Over-automation can strain the human connection. Despite the opportunities, it’s important not to let the AI geeks rule! AI systems can provide information and match people efficiently, but they can’t replicate the feel of a room or the subtle cues that make human interaction meaningful.
Those moments of serendipity are often the most valued part of an event – and they often occur in the more informal moments, over a coffee or a glass of wine. Using AI tools now makes it even more important (and easier) to wrap good social interaction around your formal event.
Navigating the shift: deliver meaning, not just content. Successful events management depends not just on adopting AI but on adapting to what AI offers for audience expectations and operational possibilities. It heightens the pressure to rethink how events deliver meaning - not just content. This requires professionals who are both tech-savvy and skilled across interpretation, narrative construction, and emotional design. That can mean changing the shape of your team. While the tools might change, the challenge remains: creating events that connect.
Treat AI as a provocation. It’s not (yet) a replacement for the human imagination. AI changes what’s easy and what is hard. It will remove the need for some jobs and it will change others. It can remove friction but will also flatten interesting complexity unless handled carefully.
The task is therefore to automate the experience as far as possible, but then to use that automation to produce something more compelling: events that are more inclusive, more dynamic, and ultimately more human.
And beware the risks. Using AI can create difficult-to-navigate ethics and transparency issues.

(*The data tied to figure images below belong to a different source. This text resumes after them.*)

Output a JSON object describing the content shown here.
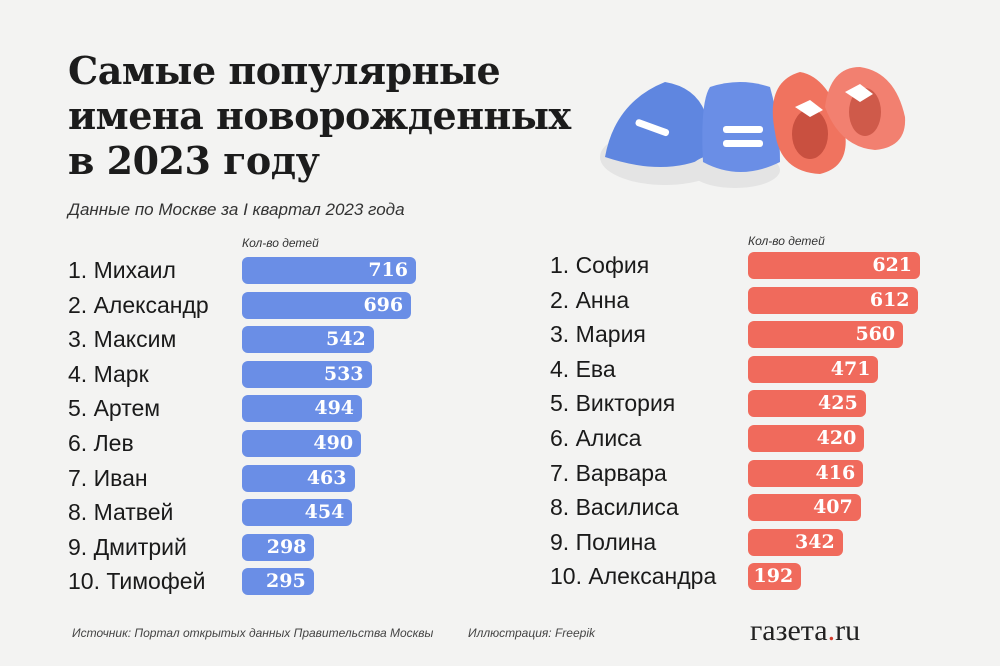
{
  "title_lines": [
    "Самые популярные",
    "имена новорожденных",
    "в 2023 году"
  ],
  "subtitle": "Данные по Москве за I квартал 2023 года",
  "chart_data": [
    {
      "type": "bar",
      "orientation": "horizontal",
      "color": "#6a8ee6",
      "xlabel": "Кол-во детей",
      "categories": [
        "1. Михаил",
        "2. Александр",
        "3. Максим",
        "4. Марк",
        "5. Артем",
        "6. Лев",
        "7. Иван",
        "8. Матвей",
        "9. Дмитрий",
        "10. Тимофей"
      ],
      "values": [
        716,
        696,
        542,
        533,
        494,
        490,
        463,
        454,
        298,
        295
      ]
    },
    {
      "type": "bar",
      "orientation": "horizontal",
      "color": "#f06a5c",
      "xlabel": "Кол-во детей",
      "categories": [
        "1. София",
        "2. Анна",
        "3. Мария",
        "4. Ева",
        "5. Виктория",
        "6. Алиса",
        "7. Варвара",
        "8. Василиса",
        "9. Полина",
        "10. Александра"
      ],
      "values": [
        621,
        612,
        560,
        471,
        425,
        420,
        416,
        407,
        342,
        192
      ]
    }
  ],
  "footer": {
    "source": "Источник: Портал открытых данных Правительства Москвы",
    "illustration": "Иллюстрация:  Freepik",
    "logo": "газета.ru"
  },
  "illustration_icon": "baby-shoes-icon"
}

Personalisation relies on building detailed user data, but this brings with it real ethical weight. In Australia, changing privacy laws require clear consent and responsible storage. Your actions must be transparent to attendees, for example if and how their facial data or emotional responses are being recorded and analysed. Trust is essential for any sound relationship, so being upfront about all potentially sensitive areas is a must.
This is a tsunami, not a ripple. It’s important also to recognise that the rapid advances in AI mean constant vigilance is needed. The rapid “step-change” leap from Chat GPT-4 to -5 is a case in point. So, imagining you can call in a tech consultant to reshape your business, then sit back to enjoy the future isn’t an option. We’re on the crest of a tech revolution that will have deep and continuing social and economic consequences. It’s a tsunami, not a few ripples. That implies constant awareness and adaptation on a scale we’ve never experienced.
FACTS 2025 uniquely brings together under one roof four Summits: Corporate Travel, Business Events, Travel Tech, and Aviation. In each of those areas, AI will inescapably be a guest at the forefront of every discussion. By the time FACTS comes around in November, AI will have opened up even newer frontiers – and raised even more questions.